Die Sache mit der Nachhaltigkeit
Gerade in der Anfangsphase eines Projekts kann eine öffentliche Förderung extrem hilfreich sein. Aber überlegen Sie gut, wie nachhaltig Ihr Projekt mit einer solchen Förderung finanziert ist. Wer wird das im Einleitungssatz erwähnte Büro finanzieren, wenn die Förderung nach ein paar Monaten oder ein bis zwei Jahren wegfällt?
Aus meiner Erfahrung ist der größte Fehler bei der Finanzierung über eine öffentliche Förderungen eine Infrastruktur aufzubauen, die danach aufrechterhalten muss. Viele Organisationen beantragen dann an anderer Stelle Gelder und lassen sich eine Zusatzinnovation einfallen, damit das Projekt auch weiterhin förderfähig bleibt. Nachhaltiger wäre es, sehr frühzeitig eine Art Businessmodell zu entwerfen – auf dessen Basis sich das Projekt dauerhaft selbst trägt. Dies ist zugebenermaßen nicht in jedem Betätigungsfeld möglich.
Ein Hoch auf die Kostenlos-Kultur
Rückblickend gibt es vier Punkte, die meine Projekte erfolgreich gemacht haben und die ganz ohne öffentliche Förderung funktionieren. Mein Credo dabei: „start smart“.
-Ich habe meine Ideen sofort kommuniziert und auf diese Weise ziemlich schnell Menschen gefunden, die für die gleiche Sache brennen. Wir haben überlegt, wer welche Kompetenzen hat und Aufgaben übernehmen kann. Wichtig war mir, einfach anzufangen und etwas Konkretes zu starten. Wenn es darum ging, einen Minigarten an der Straßenecke aufzubauen, habe ich die Idee dem Lehrerkollegium der nächstgelegenen Schule vorgestellt oder auf einem Workshop während eines Kulturfestivals. Wir haben dann sofort gesehen, was funktioniert und was nicht. Das Netzwerk ist elementar, da es Vertrauen, Begeisterung und Ressourcen schafft. Wenn Sie sich jetzt einsam vorkommen, dann schauen Sie doch mal auf der Website www.weltbeweger.de vorbei – eine tolle Erfahrungsplattform für Engagierte.

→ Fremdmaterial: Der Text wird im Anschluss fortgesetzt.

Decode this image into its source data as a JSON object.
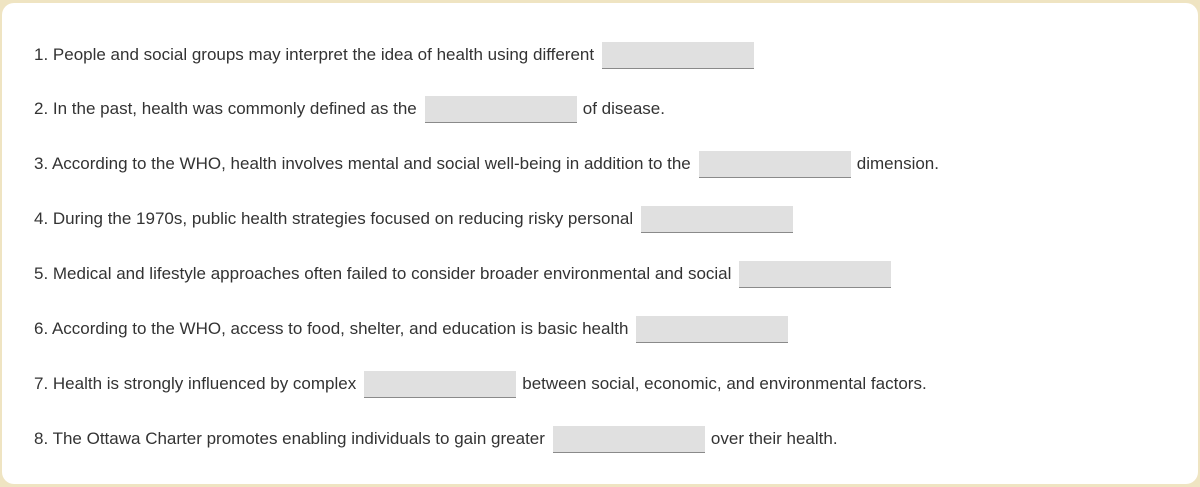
{
  "questions": [
    {
      "before": "1. People and social groups may interpret the idea of health using different",
      "answer": "",
      "after": ""
    },
    {
      "before": "2. In the past, health was commonly defined as the",
      "answer": "",
      "after": "of disease."
    },
    {
      "before": "3. According to the WHO, health involves mental and social well-being in addition to the",
      "answer": "",
      "after": "dimension."
    },
    {
      "before": "4. During the 1970s, public health strategies focused on reducing risky personal",
      "answer": "",
      "after": ""
    },
    {
      "before": "5. Medical and lifestyle approaches often failed to consider broader environmental and social",
      "answer": "",
      "after": ""
    },
    {
      "before": "6. According to the WHO, access to food, shelter, and education is basic health",
      "answer": "",
      "after": ""
    },
    {
      "before": "7. Health is strongly influenced by complex",
      "answer": "",
      "after": "between social, economic, and environmental factors."
    },
    {
      "before": "8. The Ottawa Charter promotes enabling individuals to gain greater",
      "answer": "",
      "after": "over their health."
    }
  ]
}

-Ausgezeichnete Erfahrungen habe ich gemacht, wenn ich Menschen aus anderen Projekten, die in einem ähnlichen Bereich arbeiten, direkt kontaktiert habe. Da hat es nur so gesprudelt vor Ideen, neue Netzwerke haben sich gebildet, Lösungen für Herausforderungen wurden gefunden.
-Ich bin immer wieder erstaunt, wie viele Ressourcen auch ohne Anträge, Förderprogramme und Stipendien zur Verfügung stehen. Tools aus dem Internet, die ein gemeinsames Projektmanagement über große Distanzen und zeitunabhängig ermöglichen oder Pro-bono-Bildungsangebote wie Webinare zu Social Media von www.stifter-helfen.de. Es gibt immer mehr kostenlose Werkzeuge.
-Die besten Förderprogramme sind meiner Meinung nach die, die auf ein Netzwerk setzen, Kommunikation und Austausch zwischen unterschiedlichen Akteuren fördern, die für ein gemeinsames Thema brennen. Am Ende sind es die Beziehungen zwischen Menschen und deren gemeinsamer Wille, die dein Projekt erfolgreich machen.